Symptoms of monkeypox usually last from two to four weeks. The WHO estimated that fatalities range from 3 to 6 percent. Although it’s believed to infect various animal species, including rodents and monkeys in west and central Africa, “the animal reservoir for the virus is unknown,” says Kanki, the Harvard T.H. Chan School of Public Health professor.

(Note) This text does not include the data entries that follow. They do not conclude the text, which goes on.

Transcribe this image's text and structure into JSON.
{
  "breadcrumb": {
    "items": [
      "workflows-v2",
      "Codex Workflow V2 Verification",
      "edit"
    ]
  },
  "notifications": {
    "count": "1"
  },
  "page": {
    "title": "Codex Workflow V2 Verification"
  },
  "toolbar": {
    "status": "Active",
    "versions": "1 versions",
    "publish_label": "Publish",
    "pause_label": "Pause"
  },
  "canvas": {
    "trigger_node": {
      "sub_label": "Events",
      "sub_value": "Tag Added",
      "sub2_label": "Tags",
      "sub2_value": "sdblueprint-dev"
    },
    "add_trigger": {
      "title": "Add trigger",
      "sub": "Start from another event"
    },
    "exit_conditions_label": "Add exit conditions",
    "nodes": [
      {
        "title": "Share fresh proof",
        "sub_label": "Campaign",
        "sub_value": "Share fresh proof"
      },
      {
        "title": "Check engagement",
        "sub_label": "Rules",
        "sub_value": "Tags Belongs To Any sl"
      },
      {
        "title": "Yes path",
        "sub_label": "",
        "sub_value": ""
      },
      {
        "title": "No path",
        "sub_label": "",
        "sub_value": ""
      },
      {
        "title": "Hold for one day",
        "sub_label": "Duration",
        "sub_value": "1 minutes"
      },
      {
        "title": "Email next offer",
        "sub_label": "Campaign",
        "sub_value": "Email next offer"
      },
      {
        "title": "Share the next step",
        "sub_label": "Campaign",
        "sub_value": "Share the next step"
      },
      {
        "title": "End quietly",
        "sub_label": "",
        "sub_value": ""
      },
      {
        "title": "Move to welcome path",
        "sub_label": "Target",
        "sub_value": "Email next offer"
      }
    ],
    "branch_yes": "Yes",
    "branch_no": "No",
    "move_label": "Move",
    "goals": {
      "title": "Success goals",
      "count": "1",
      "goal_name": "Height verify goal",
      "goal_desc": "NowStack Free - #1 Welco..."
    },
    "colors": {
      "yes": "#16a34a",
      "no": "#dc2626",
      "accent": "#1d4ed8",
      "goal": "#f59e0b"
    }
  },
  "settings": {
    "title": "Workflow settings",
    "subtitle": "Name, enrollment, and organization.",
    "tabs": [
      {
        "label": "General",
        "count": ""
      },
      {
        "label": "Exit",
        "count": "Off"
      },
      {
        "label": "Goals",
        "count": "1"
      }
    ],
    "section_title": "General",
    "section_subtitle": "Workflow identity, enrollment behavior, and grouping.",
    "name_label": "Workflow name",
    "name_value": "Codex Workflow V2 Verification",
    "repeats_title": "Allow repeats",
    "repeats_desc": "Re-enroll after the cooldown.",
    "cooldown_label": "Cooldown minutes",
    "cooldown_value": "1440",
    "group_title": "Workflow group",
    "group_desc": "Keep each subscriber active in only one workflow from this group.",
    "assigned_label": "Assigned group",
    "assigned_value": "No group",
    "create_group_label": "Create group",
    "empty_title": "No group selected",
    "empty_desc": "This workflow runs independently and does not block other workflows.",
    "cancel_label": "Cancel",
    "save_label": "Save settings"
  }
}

Too often, viruses originate in parts of the world that are too poor to grapple with them and may lack the resources to invest in vaccines and treatments. “This disease is endemic in central and west Africa, and it has basically been ignored until it jumped to the north and infected Europeans, Americans, and Canadians,” Van Voorhis says. “We have to do a better job in health care and prevention all over the world. This is the kind of thing that comes back to bite us.”